In that complex opening sentence, with a good many static phrases brought together with surprise and swiftness, we have this one fact: that having a poor relation and having to meet him, you’re embarrassed and you feel like cursing. Let’s say your sister has married someone you see as a nebbish and you have to meet her sometimes in company with her husband. Well, you can, if you have some energy, have a little sympathy for your sister, and even, if you’re very imaginative, a little sympathy for your not-so-well-doing brother-in-law. In the meantime, there can be all kinds of disagreeableness.
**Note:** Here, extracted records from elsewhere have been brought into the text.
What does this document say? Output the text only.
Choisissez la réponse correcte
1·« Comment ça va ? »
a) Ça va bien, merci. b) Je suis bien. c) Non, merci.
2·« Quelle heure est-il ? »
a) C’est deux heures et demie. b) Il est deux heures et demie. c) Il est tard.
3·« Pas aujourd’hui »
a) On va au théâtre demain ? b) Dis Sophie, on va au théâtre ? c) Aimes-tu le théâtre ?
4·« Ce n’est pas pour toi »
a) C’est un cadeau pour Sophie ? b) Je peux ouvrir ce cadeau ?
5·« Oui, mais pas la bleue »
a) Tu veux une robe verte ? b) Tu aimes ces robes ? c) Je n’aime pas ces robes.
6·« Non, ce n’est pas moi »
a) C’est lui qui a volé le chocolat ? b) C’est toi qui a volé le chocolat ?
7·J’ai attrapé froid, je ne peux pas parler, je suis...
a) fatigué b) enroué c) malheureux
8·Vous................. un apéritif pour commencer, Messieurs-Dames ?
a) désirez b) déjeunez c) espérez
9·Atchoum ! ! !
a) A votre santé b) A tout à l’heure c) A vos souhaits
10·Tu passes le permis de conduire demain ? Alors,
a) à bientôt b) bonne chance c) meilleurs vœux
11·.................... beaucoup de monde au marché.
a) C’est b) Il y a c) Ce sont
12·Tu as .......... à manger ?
And it shouldn’t be at all. No person in this world ought to be ashamed because of how little money he has. He may not be able to buy everything, but there ought to be no shame.
It is a tremendous attack on the meaning of man that this situation should be. It exists very much. And if the profit system goes, people will have disagreements but not just in this way. This is a kind of piddling disagreement. It’s very interesting, and it gets into novels: Oh, your brother is coming from Minneapolis—the one who, shall we say, is unfortunate?
He Comes, & There’s Embarrassment
Then Lamb describes the poor relation:
He is known by his knock. Your heart telleth you “That is Mr. ——.” A rap, between familiarity and respect; that demands, and, at the same time, seems to despair of, entertainment.
The poor relation doesn’t know what to do. When people have less money than the people around them, they don’t know what to do. There are some girls in a Junior League whose bankroll is junior too. And there are persons in the Ivy League to whom money hasn’t clung as well as the ivy.
“He entereth smiling, and—embarrassed.” People know that maybe he wouldn’t be visiting if he didn’t have to.
He holdeth out his hand to you to shake, and—draweth it back again. He casually looketh in about dinner time—when the table is full. He offereth to go away, seeing you have company—but is induced to stay. He filleth a chair, and your visitor’s two children are accommodated at a side table….He calleth you by your Christian name, to imply that his other is the same with your own. He is too familiar by half, yet you wish he had less diffidence.
This embarrassment, which has occurred ever so often in what is called society, needn’t occur. There’s a phrase very well known in English, shabby-genteel. It’s in the title of a long story by Thackeray, “A Shabby Genteel Story.” Gissing deals with the subject, and I may read one of his stories in which there’s a rift between one’s education and how much money one has. It was a favorite theme of Gissing.
Name-Dropping
“He calleth you by your Christian name.” This matter of first names is related to being a name-dropper. Often there is something so sad about that. A person is not doing so well but some of the names he knows are magnificent: I have been among those, / The well-heeled magnificos.
When he goeth away, you dismiss his chair into a corner, as precipitately as possible, and feel fairly rid of two nuisances.
It’s an awful thing, but it’s hard for people to like the unlucky. In Latin, the word for unlucky, infelix, is taken to mean almost wicked.
It is very hard to bear the idea that people still want to uphold a way of making money and having money and distributing money that makes for a situation like this.